El devenir de los afectados por un TP es siempre errático y azaroso, y ocasiona no pocas dificultades a los que lo padecen, y gran inquietud entre sus familiares. Como consecuencia de todo ello, son innumerables las preguntas que los familiares se hacen. Son tantas, y obtienen tan pocas respuestas concluyentes, que el resultado es frecuentemente una situación de bloqueo, que impide cualquier acción útil.
Sería muy conveniente –para los familiares y para los enfermos- reducir esa tormenta de preguntas a unas dimensiones asumibles. No es fácil hacerlo, pero se puede aplicar un método sencillo, consistente en clasificar en dos categorías las preguntas que nos surgen –las útiles y las inútiles-, y prohibirnos estrictamente perder ni un sólo minuto con las segundas.
¿Por qué a nosotros?
¿Por qué este hijo y no sus hermanos?
¿Qué he hecho yo para merecer esto?
¿Qué hemos hecho mal?
¿Por qué no actúa de otra manera?
¿Por qué nos odia?
¿Por qué no hay soluciones rápidas?
¿Cuándo terminará esto?
Esas y otras preguntas seguirán apareciendo en nuestra mente. Pero no conseguiremos respuestas, y, aunque las tuviéramos, no habríamos avanzado nada para mejorar la situación. Por eso es recomendable aplicarse a la disciplina de apartarlas cada vez que aparezcan.
Sólo hay una pregunta que merece la pena responder, teniendo en cuenta que es muy probable que la respuesta correcta no coincida con la respuesta que más nos gustaría:
¿Qué puedo hacer
ahora para ayudarle?

Y DESPUÉS ¿QUÉ?


Las personas que padecen un trastorno de la personalidad suelen encontrar numerosas dificultades para desenvolverse adecuadamente en el ámbito social, laboral y familiar. Tanto la escasa tolerancia a las frustraciones, como la deficiente interrelación social dificultan el normal proceso de aprendizaje mediante el método de “prueba y error”.
Ante este hecho, la tendencia de muchos familiares se orienta a actuar como colchón protector, haciendo un poco de intermediarios entre los afectados y el mundo exterior, frecuentemente hostil.
De esta manera, se consolidan unos hábitos poco funcionales para la deseable autonomía de los afectados. En la misma medida en que perciben como normal que su familia se ocupe de protegerles de muchos avatares, o de minimizar las consecuencias de sus errores,  terminan acostumbrándose a no tener que preocuparse ellos mismos, lo que perpetúa su situación de vulnerabilidad.
Así los años van pasando, los familiares constatan que los avances que experimentan sus hijos o hermanos son muy lentos, y entonces aparece la terrible pregunta: “Y después ¿qué? ¿qué será de él cuando yo no esté aquí para ayudarle?”.

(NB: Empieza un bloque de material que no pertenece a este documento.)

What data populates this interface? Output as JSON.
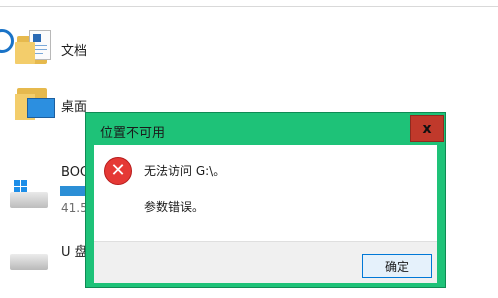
{
  "explorer": {
    "items": [
      {
        "label": "文档",
        "icon": "documents-folder-icon"
      },
      {
        "label": "桌面",
        "icon": "desktop-folder-icon"
      }
    ],
    "drives": [
      {
        "label": "BOO",
        "free_text": "41.5",
        "icon": "windows-drive-icon"
      },
      {
        "label": "U 盘",
        "icon": "usb-drive-icon"
      }
    ]
  },
  "dialog": {
    "title": "位置不可用",
    "close_label": "x",
    "icon": "error-icon",
    "message_line1": "无法访问 G:\\。",
    "message_line2": "参数错误。",
    "ok_label": "确定"
  },
  "colors": {
    "dialog_frame": "#1ec278",
    "close_button": "#c0392b",
    "error_icon": "#e53935",
    "drive_usage": "#2b8fd6"
  }
}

La respuesta es sencilla, aunque nada tranquilizadora: “después” ellos dependerán casi exclusivamente de sí mismos. Puede que entonces aprendan nuevas lecciones y vayan mejorando sus capacidades adaptativas. Y puede que el cambio producido por la desaparición del colchón protector sea demasiado brusco, y encuentren dificultades insalvables.
No resulta agradable asumir esta realidad. Pero la realidad siempre termina imponiéndose. La conclusión, pues, es evidente: cuanto antes propiciemos que adquieran su propia autonomía, mejor preparados se hallarán el día que tengan que desenvolverse ellos solos. Y dicho al revés: cuanto más les protejamos ahora, más echarán en falta esa protección cuando desaparezca. Tenemos que elegir: o les protegemos ahora, o propiciamos que ellos se protejan en el futuro.